CONTRA Jahresendrally

  • Die Unternehmenszahlen und Wirtschaftsdaten sind nicht berauschend. Das alleine für sich ist irrelevant, weil rückwärtsgewandt und schon lange in den Kursen verarbeitet. Aber auch die Ausblicke des Managements für 2013 machen wenig Hoffnung auf eine nachhaltige Trendwende. Das belastet die Kurse schon.
  • Die Märkte sind klar in der Hand der Bären und haben seit Mitte September einen Abwärtstrend eingeschlagen. Starke, panikartige Kursrutsche entstehen fast nie am Ende von grosser Stärke während einer Topbildung. Sie entstehen nach längerer, nervenaufreibender Schwäche - genau nach einer Phase wie aktuell. Das Risiko eines überraschenden Abwärtsschwalls ist aktuell deutlich erhöht.
  • Die Jahresendrally ist Common Sense und jeder rechnet damit. Das spricht dafür, dass dieser Optimismus erst schwinden muss, bevor sie wirklich kommen kann. Passend dazu, hat sich die Volatilität in den letzten Wochen kaum nach oben bewegt und das trotz des Kursrückgangs. Auch das spricht dafür, dass der panikartige Ausverkauf noch fehlt.
  • Auch wenn das "Fiscal Cliff" overhyped ist, führt es doch zu Anpassungsverhalten der Anleger, solange das Thema ungeklärt ist.

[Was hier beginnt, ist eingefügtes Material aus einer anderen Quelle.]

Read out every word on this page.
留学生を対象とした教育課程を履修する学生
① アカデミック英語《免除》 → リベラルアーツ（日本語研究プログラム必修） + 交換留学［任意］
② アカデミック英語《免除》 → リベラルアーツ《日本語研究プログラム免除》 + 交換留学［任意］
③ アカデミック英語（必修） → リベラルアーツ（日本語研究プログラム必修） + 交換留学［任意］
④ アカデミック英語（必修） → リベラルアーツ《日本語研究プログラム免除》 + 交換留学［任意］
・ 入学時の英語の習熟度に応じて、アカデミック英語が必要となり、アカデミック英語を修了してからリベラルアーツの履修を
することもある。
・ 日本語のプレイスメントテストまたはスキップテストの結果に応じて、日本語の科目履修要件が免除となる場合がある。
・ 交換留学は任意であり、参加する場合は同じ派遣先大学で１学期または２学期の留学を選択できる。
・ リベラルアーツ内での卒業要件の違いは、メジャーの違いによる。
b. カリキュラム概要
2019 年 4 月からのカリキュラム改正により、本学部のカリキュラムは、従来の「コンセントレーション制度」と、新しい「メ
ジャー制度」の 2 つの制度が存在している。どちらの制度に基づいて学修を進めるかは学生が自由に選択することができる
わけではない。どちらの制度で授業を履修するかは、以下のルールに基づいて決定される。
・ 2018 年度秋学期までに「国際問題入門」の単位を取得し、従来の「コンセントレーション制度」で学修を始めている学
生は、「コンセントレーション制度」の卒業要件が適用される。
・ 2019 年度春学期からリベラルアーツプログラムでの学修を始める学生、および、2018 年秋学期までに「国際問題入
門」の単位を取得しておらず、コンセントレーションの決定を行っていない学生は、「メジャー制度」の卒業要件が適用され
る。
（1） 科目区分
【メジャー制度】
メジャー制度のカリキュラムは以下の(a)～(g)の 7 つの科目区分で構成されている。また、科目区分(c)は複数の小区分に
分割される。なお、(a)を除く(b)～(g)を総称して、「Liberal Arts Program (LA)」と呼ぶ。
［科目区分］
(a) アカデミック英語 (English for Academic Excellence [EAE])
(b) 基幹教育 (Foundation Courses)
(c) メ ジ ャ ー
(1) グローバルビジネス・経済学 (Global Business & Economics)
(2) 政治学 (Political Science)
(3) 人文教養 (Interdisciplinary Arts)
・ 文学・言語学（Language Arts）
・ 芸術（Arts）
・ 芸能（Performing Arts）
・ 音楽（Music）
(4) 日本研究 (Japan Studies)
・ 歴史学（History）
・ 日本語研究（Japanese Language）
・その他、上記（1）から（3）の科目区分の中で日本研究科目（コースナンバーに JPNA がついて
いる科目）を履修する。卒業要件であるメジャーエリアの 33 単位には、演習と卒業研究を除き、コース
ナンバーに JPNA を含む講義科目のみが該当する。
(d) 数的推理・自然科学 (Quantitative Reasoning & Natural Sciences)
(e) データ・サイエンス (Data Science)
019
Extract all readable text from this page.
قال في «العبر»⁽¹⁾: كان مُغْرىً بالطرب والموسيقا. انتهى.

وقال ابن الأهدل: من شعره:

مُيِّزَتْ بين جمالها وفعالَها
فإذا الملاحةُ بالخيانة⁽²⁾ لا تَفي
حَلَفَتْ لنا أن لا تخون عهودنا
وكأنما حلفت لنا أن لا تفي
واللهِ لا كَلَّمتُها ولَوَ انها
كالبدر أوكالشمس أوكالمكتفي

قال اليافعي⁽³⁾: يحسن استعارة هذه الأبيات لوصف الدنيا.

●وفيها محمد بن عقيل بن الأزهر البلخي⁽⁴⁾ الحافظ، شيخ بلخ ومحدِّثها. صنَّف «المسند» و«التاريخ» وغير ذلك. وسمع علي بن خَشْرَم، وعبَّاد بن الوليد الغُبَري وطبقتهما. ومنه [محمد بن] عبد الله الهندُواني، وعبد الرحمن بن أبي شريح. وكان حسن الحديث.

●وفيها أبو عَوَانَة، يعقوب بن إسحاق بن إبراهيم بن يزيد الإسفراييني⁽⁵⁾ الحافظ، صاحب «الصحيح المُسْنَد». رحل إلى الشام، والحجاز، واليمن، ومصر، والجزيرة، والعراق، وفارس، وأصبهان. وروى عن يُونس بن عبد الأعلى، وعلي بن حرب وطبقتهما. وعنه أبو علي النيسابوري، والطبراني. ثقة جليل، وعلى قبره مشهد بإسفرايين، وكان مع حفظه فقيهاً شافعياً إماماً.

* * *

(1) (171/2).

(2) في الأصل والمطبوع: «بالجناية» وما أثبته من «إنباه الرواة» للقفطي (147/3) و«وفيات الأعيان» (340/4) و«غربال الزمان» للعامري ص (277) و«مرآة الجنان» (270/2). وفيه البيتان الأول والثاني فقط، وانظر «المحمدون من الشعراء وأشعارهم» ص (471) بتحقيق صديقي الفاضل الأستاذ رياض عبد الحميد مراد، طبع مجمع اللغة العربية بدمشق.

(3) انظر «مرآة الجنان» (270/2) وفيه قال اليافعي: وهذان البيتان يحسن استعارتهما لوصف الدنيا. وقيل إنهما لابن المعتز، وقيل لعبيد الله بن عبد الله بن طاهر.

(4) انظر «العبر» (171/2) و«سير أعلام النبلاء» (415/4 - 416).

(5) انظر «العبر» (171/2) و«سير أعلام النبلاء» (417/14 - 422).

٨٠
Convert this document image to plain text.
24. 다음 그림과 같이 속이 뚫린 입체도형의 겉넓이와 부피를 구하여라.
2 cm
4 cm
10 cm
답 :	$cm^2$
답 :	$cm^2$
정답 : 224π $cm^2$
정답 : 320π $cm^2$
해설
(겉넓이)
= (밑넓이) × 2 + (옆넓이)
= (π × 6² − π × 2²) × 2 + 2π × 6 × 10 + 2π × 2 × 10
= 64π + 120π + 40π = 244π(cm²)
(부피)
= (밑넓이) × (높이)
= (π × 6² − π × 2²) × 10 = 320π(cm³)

So werden in den US gut gelaufene Aktien verkauft, um Gewinne noch zu vermeintlich geringeren Steuersätzen als 2013 zu vereinnahmen.
  • In Anbetracht von Konjunktur-Schwäche in den USA, Europa, Japan und China sind die Märkte nicht günstig - wie man den Anlegern anhand KGV und KBV einreden will - sondern viel zu teuer. Den Unterschied machen offensichtlich die Notenbank-Interventionen, ohne die wir im DAX aktuell wohl eher bei 4000 wären, weil dann auch die Unternehmensergebnisse im Angesicht einer weltweiten Rezession und Deflation mehr einbrechen würden. Diese weltweite Rezession wird von den Notenbanken verhindert, nur das hält die Weltkonjunktur und damit auch die Indizes zusammen. Gleichzeitig verhindert es aber auch die kreative Zerstörung und Bereinigung, die zwingende Voraussetzung für einen neuen Aufschwung ist. Ein selbsttragender Aufschwung sieht auf jeden Fall anders aus und eigentlich wäre nur der ein Grund, von dem heutigen Niveau aus von weiteren Kurssteigerungen an Börsen auszugehen.

Summa Summarum wäre für mich in einem freien Markt die Analyse technisch wie fundamental ganz klar: es geht weiter nach unten - Vorsicht Absturzgefahr ! Wir sind aber nicht mehr in einem freien Markt, sondern in einem massiv durch Politik und Notenbanken beeinflussten und auch manipulierten. Und die Regeln "Liquidity Rules" oder "Dont fight the FED" sind tausendfach bewährt und sehr ernst zu nehmen. Weswegen es in diesen Tagen riskant ist dem zu folgen, was rational in einer freien Wirtschaft nur logisch wäre.

Es nützt auch nichts, sich darüber zu ärgern. Das Wohl der Märkte liegt in der Hand einer kleinen Zahl von Strippenziehern, die die grossen Hebel in der Hand halten. Wir müssen einfach lernen, damit zu leben. Und uns für eine Seite entscheiden.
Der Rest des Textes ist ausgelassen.